Consolidation benefits CDCU members because it expands the product line Generations can offer to include share draft (or checking) accounts, debit card accounts, and ATM access, and Generations is working on adding mortgage services.

"I believe it's a model that can be replicated in other states, but it needs to be handled with care," said Ms. Branch, meaning the umbrella organization would need to be representative of and responsive to the community that's being served.

The Support Center raised $3 million for a revolving loan fund that infuses capital into the credit unions specifically to finance small business loans. The loans replenish this capital through repayments.
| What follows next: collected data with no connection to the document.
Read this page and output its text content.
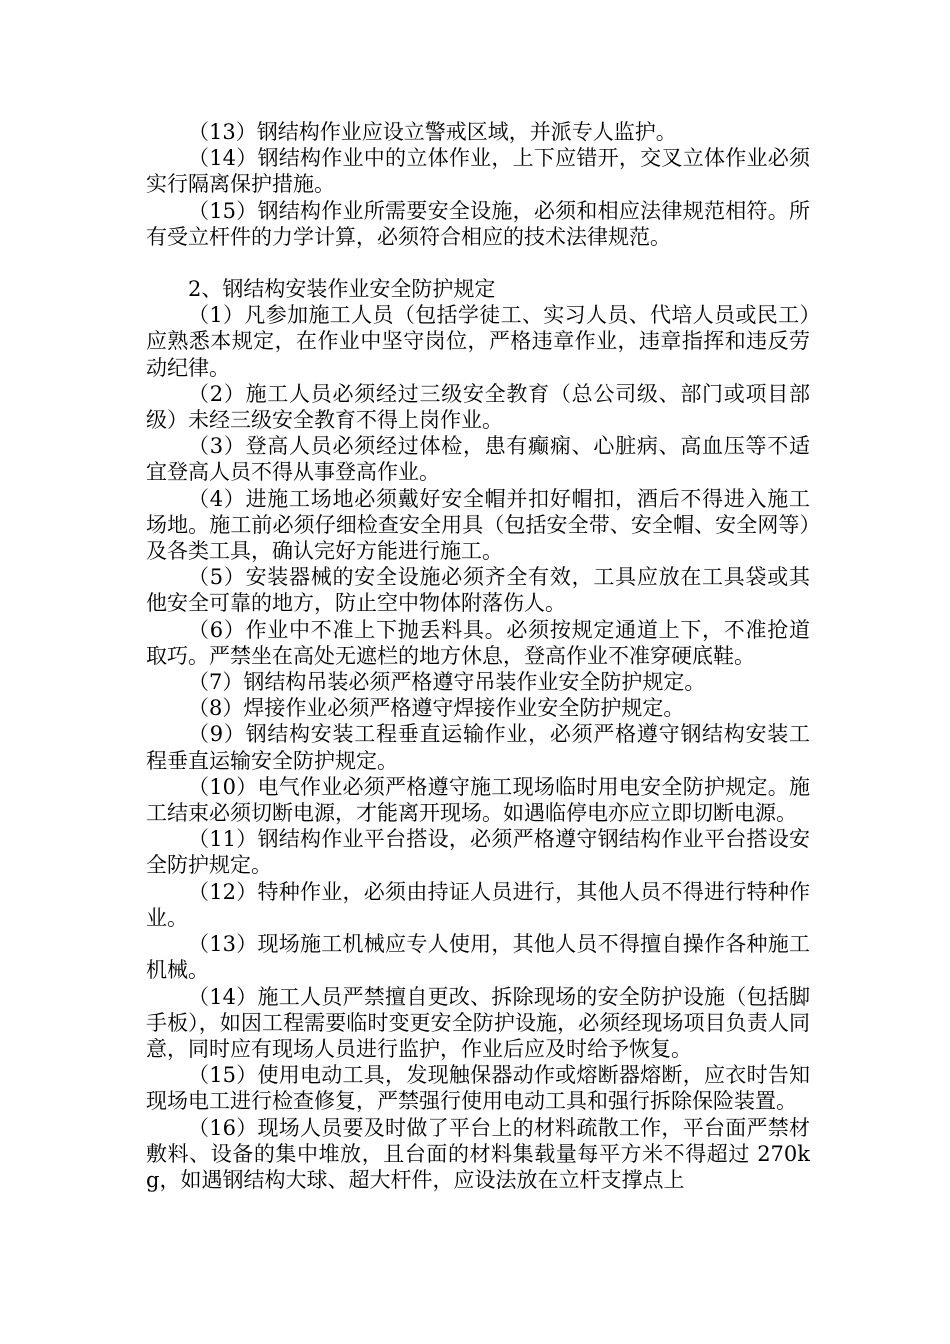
（13）钢结构作业应设立警戒区域，并派专人监护。

（14）钢结构作业中的立体作业，上下应错开，交叉立体作业必须实行隔离保护措施。

（15）钢结构作业所需要安全设施，必须和相应法律规范相符。所有受立杆件的力学计算，必须符合相应的技术法律规范。

2、钢结构安装作业安全防护规定

（1）凡参加施工人员（包括学徒工、实习人员、代培人员或民工）应熟悉本规定，在作业中坚守岗位，严格违章作业，违章指挥和违反劳动纪律。

（2）施工人员必须经过三级安全教育（总公司级、部门或项目部级）未经三级安全教育不得上岗作业。

（3）登高人员必须经过体检，患有癫痫、心脏病、高血压等不适宜登高人员不得从事登高作业。

（4）进施工场地必须戴好安全帽并扣好帽扣，酒后不得进入施工场地。施工前必须仔细检查安全用具（包括安全带、安全帽、安全网等）及各类工具，确认完好方能进行施工。

（5）安装器械的安全设施必须齐全有效，工具应放在工具袋或其他安全可靠的地方，防止空中物体附落伤人。

（6）作业中不准上下抛丢料具。必须按规定通道上下，不准抢道取巧。严禁坐在高处无遮栏的地方休息，登高作业不准穿硬底鞋。

（7）钢结构吊装必须严格遵守吊装作业安全防护规定。

（8）焊接作业必须严格遵守焊接作业安全防护规定。

（9）钢结构安装工程垂直运输作业，必须严格遵守钢结构安装工程垂直运输安全防护规定。

（10）电气作业必须严格遵守施工现场临时用电安全防护规定。施工结束必须切断电源，才能离开现场。如遇临停电亦应立即切断电源。

（11）钢结构作业平台搭设，必须严格遵守钢结构作业平台搭设安全防护规定。

（12）特种作业，必须由持证人员进行，其他人员不得进行特种作业。

（13）现场施工机械应专人使用，其他人员不得擅自操作各种施工机械。

（14）施工人员严禁擅自更改、拆除现场的安全防护设施（包括脚手板），如因工程需要临时变更安全防护设施，必须经现场项目负责人同意，同时应有现场人员进行监护，作业后应及时给予恢复。

（15）使用电动工具，发现触保器动作或熔断器熔断，应衣时告知现场电工进行检查修复，严禁强行使用电动工具和强行拆除保险装置。

（16）现场人员要及时做了平台上的材料疏散工作，平台面严禁材敷料、设备的集中堆放，且台面的材料集载量每平方米不得超过 270kg，如遇钢结构大球、超大杆件，应设法放在立杆支撑点上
The Support Center is always seeking to raise more capital.

"We solicit banks and foundations, looking for low interest rate loans from them so that we can in turn put it in our credit unions in the form of low interest rate deposits," said Ms. Branch. "The financial return is under market rate, but the social return makes it attractive."

Other examples of African American managed community investment institutions include Carver Bancorp, a Harlem-based community bank that was originally chartered in 1948. In 1994, Carver went public, and trades under the ticker symbol CNY, a status that allows social investors to support the bank's community investment activities through an equity stake. Earlier this year, Carver acquired Independence Federal Savings Bank, a Washington, DC-based African American managed bank. Now with combined assets of $750 million, Carver is the largest African American managed bank in the US.

Another example is UrbanAmerica, African American managed private equity funds targeting inner city real estate development. Investors include such mainstream financial institutions as Citibank (ticker: C), JPMorgan Chase (JPM), and Wachovia (WB), as well as corporate pension funds such as those of Constellation Energy Group (CEG) and General Mills (GIS). The portfolio contains nearly $400 million of property, and has created over 1,500 jobs for inner city residents, many of whom are African American. Last year, Crain's New York Business magazine named UrbanAmerica CEO Richmond McCoy to its list of New York's 100 Most Powerful Minority Business Leaders.